Content/concepts goals for this activity

  • Use knowledge of STEM fields and exemplary sources of inquiry-based instructional models to adapt and teach engaging STEM lessons to elementary and middle school students.
  • Know and utilize the Engineering Design Process with emphasis on multiple iterations of improvement and utilizing peer feedback.

Higher order thinking skills goals for this activity

  • Write performance objectives and assessments aligned with state and national standards and design assessment strategies to provide feedback to the learners.
  • Design questions to facilitate student explanation of thinking and determine students' acquisition of knowledge and guide student learning. Understand the Engineering Design Process through Iterative review and the continuous cycle of its use in the integration of STEM lessons.

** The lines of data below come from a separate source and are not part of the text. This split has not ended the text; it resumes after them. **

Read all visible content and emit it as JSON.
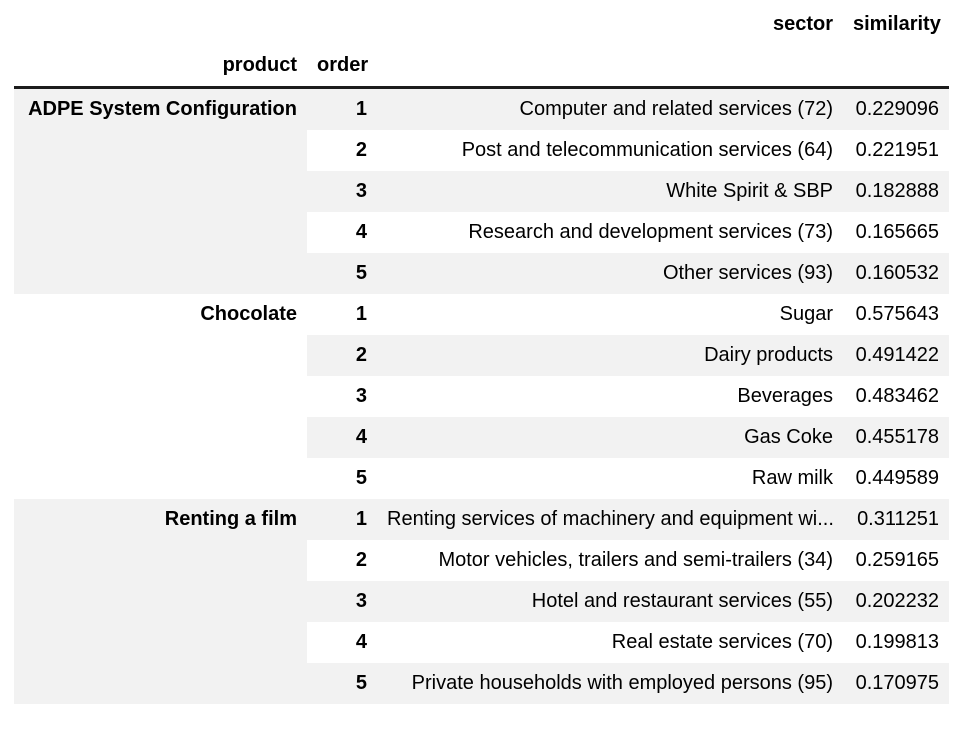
{
  "table": {
    "col_headers": {
      "sector": "sector",
      "similarity": "similarity"
    },
    "index_headers": {
      "product": "product",
      "order": "order"
    },
    "groups": [
      {
        "product": "ADPE System Configuration",
        "rows": [
          {
            "order": "1",
            "sector": "Computer and related services (72)",
            "similarity": "0.229096"
          },
          {
            "order": "2",
            "sector": "Post and telecommunication services (64)",
            "similarity": "0.221951"
          },
          {
            "order": "3",
            "sector": "White Spirit & SBP",
            "similarity": "0.182888"
          },
          {
            "order": "4",
            "sector": "Research and development services (73)",
            "similarity": "0.165665"
          },
          {
            "order": "5",
            "sector": "Other services (93)",
            "similarity": "0.160532"
          }
        ]
      },
      {
        "product": "Chocolate",
        "rows": [
          {
            "order": "1",
            "sector": "Sugar",
            "similarity": "0.575643"
          },
          {
            "order": "2",
            "sector": "Dairy products",
            "similarity": "0.491422"
          },
          {
            "order": "3",
            "sector": "Beverages",
            "similarity": "0.483462"
          },
          {
            "order": "4",
            "sector": "Gas Coke",
            "similarity": "0.455178"
          },
          {
            "order": "5",
            "sector": "Raw milk",
            "similarity": "0.449589"
          }
        ]
      },
      {
        "product": "Renting a film",
        "rows": [
          {
            "order": "1",
            "sector": "Renting services of machinery and equipment wi...",
            "similarity": "0.311251"
          },
          {
            "order": "2",
            "sector": "Motor vehicles, trailers and semi-trailers (34)",
            "similarity": "0.259165"
          },
          {
            "order": "3",
            "sector": "Hotel and restaurant services (55)",
            "similarity": "0.202232"
          },
          {
            "order": "4",
            "sector": "Real estate services (70)",
            "similarity": "0.199813"
          },
          {
            "order": "5",
            "sector": "Private households with employed persons (95)",
            "similarity": "0.170975"
          }
        ]
      }
    ]
  },
  "colors": {
    "stripe_gray": "#f2f2f2",
    "header_border": "#1c1c1c",
    "text": "#000000"
  }
}
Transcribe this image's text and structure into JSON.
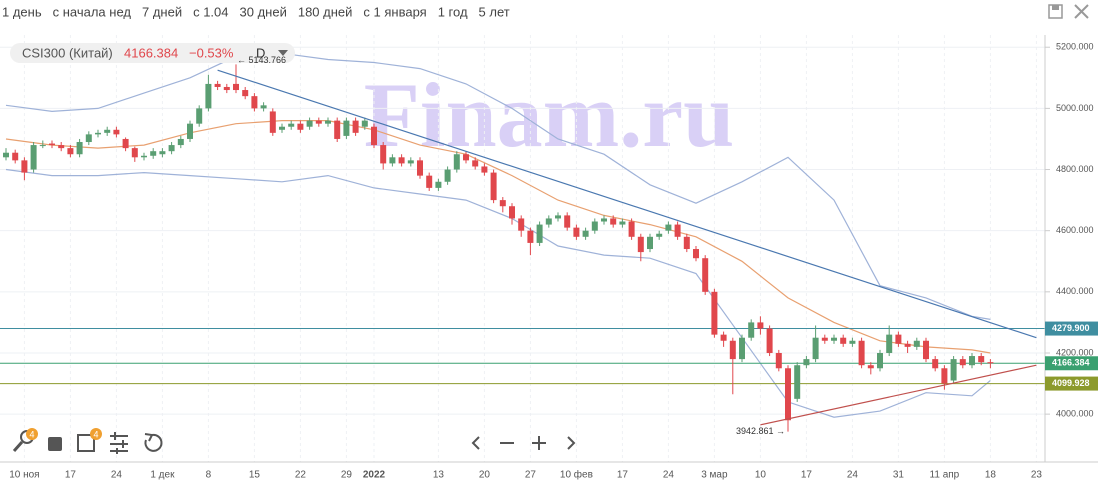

Other skills goals for this activity

  • Describe professional teaching/management practices based on effective research on daily procedures and behavioral expectations or guidelines (e.g., safe classroom, mutual respect, professional conduct and appearance, effective use of technology, etc.) and analyze the impact of effective classroom management strategies and a positive classroom environment on instructional methods.
  • Observe and reflect on plans for implementing a safe and effective learning environment for all students in a diverse and digital classroom.
  • View the learner as a future STEM professional

Description and Teaching Materials

The teacher will demo the lesson with pre-service teacher students using two lessons. The first lesson (Part 1) gives students a chance to refresh or build their knowledge/understanding of how a circuit works. The second lesson (Part 2) builds on the circuit knowledge to have students design an LED card using teacher examples and support. It emphasizes teacher candidates to teach and use the Engineering Design Process as a continuous iterative cycle for generating and testing solutions to any problem solving with students. The teacher candidates go through a checklist of the Engineering Design process a minimum of twice to guide the students in the process with regard to available time and student success. The result is also to build teacher candidate confidence so that they feel comfortable teaching this lesson to 4th and 5th graders in their field experience.
Students then take the lesson outline and fill in the parts of the lesson that are highlighted as they design a lesson for their guest teaches. This LED card lesson could be split into one or two lessons depending on the students' prior knowledge of the working circuits and how many cycles of the Engineering Design Process needs to be experienced for students to understand its focus for successful solutions in problem solving.

Files:

Teaching Notes and Tips

For inital background information students and instructors may want to utilize basic electrical circuit videos, or science lessons. Pre-Service teachers peer teach and recieve feedback from other students and faculty prior to teaching in the classroom. All lesson materials are reviewed for sequence of use and understanding of the iterative process.

Assessment

Exit tickets are supplied for each lesson. Each exit ticket has an outcome focusing on one of the following: initial circuit design, application of circuits, and Understanding of the Engineering Design Process.